The same thing happened on the PS2 at multiple levels. First, developers screamed about the lack of cache on the PS2's primary CPU. There was actually no good reason not to use a CPU with slightly more L1 cache, as the prices in large quantities were almost the same. The result of this, and the fact that Sony never really updated their development tools at all with better optimizing compilers, is Sony literally tells developers "don't use C++ or other forms of encapsulation" to avoid cache misses. Cache misses here and there are not too bad on most platforms, but because the PS2's memory bus architecture is so complicated, it is a really big deal. On top of this, the 'emotion' engine in the PS2 was documented very poorly and had bugs that required reverse engineering to work around. On top of even this was the fact that the DVD drives used in the first generations of the PS2 was so broken that nearly every game on the market has a loop to try and read from the DVD at least 5 times -- the first few times almost always fail. There are many great games on the PS2 despite Sony's disregard for the developers they refused to listen to. Still, I'll never buy one -- that's why I'm funding an Xbox port of the open source emulator PCSX2 (http://pcsx2.net).
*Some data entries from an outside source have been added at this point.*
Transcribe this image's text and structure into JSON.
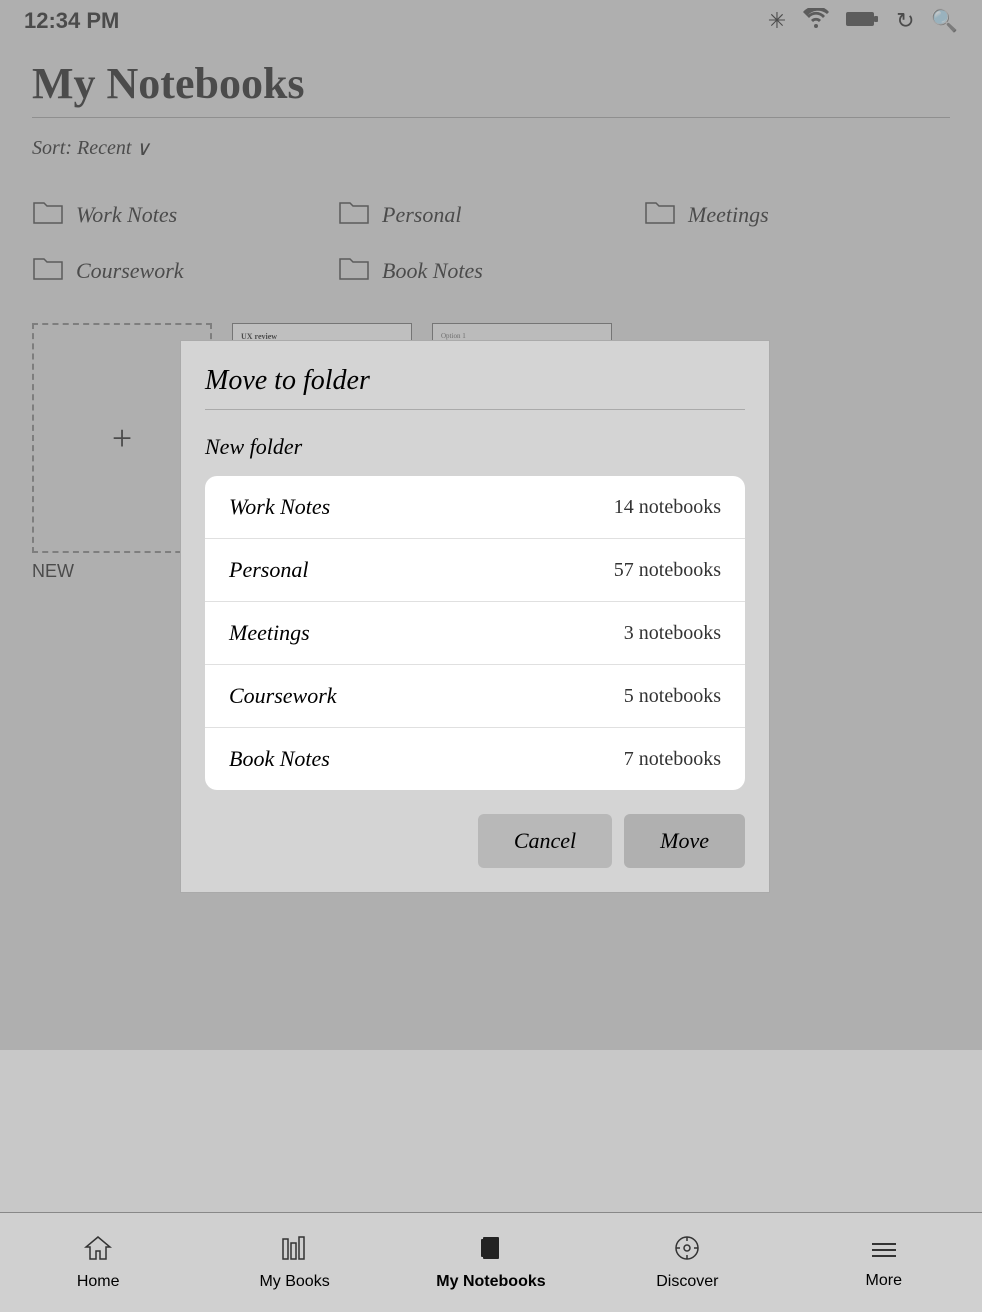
{
  "statusBar": {
    "time": "12:34 PM"
  },
  "header": {
    "title": "My Notebooks"
  },
  "sort": {
    "label": "Sort: Recent",
    "chevron": "∨"
  },
  "folders": [
    {
      "name": "Work Notes"
    },
    {
      "name": "Personal"
    },
    {
      "name": "Meetings"
    },
    {
      "name": "Coursework"
    },
    {
      "name": "Book Notes"
    }
  ],
  "newNotebook": {
    "label": "NEW"
  },
  "dialog": {
    "title": "Move to folder",
    "newFolder": "New folder",
    "folders": [
      {
        "name": "Work Notes",
        "count": "14 notebooks"
      },
      {
        "name": "Personal",
        "count": "57 notebooks"
      },
      {
        "name": "Meetings",
        "count": "3 notebooks"
      },
      {
        "name": "Coursework",
        "count": "5 notebooks"
      },
      {
        "name": "Book Notes",
        "count": "7 notebooks"
      }
    ],
    "cancelLabel": "Cancel",
    "moveLabel": "Move"
  },
  "bottomNav": {
    "items": [
      {
        "id": "home",
        "label": "Home",
        "icon": "⌂",
        "active": false
      },
      {
        "id": "my-books",
        "label": "My Books",
        "icon": "📊",
        "active": false
      },
      {
        "id": "my-notebooks",
        "label": "My Notebooks",
        "icon": "📓",
        "active": true
      },
      {
        "id": "discover",
        "label": "Discover",
        "icon": "◎",
        "active": false
      },
      {
        "id": "more",
        "label": "More",
        "icon": "≡",
        "active": false
      }
    ]
  }
}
The PS3 is looking to be a similar nightmare. Besides my friends working at Sony on the PS3 telling me things, there are various leaked things like this: http://www.theinquirer.net/images/articles/PS3_memory_bandwidths.jpg http://games.slashdot.org/article.pl?sid=06/06/05/0933239&from=rss
They are also having amazing difficulty internally getting a reliable compiler that doesn't generate wrong-code and a debugger that doesn't itself need a debugger to figure why things are crashing. The most amusing part is that Sony is telling developers that cannot rely upon certain pieces of hardware being available because they might be busy with DVR (read: TiVo) activity.
Let's at least hope they release all the patches and source code for the compiler, linker, and debugger as open source so the developers don't have to suffer with gcc 2.95.1 and alignment bugs for 7 more years.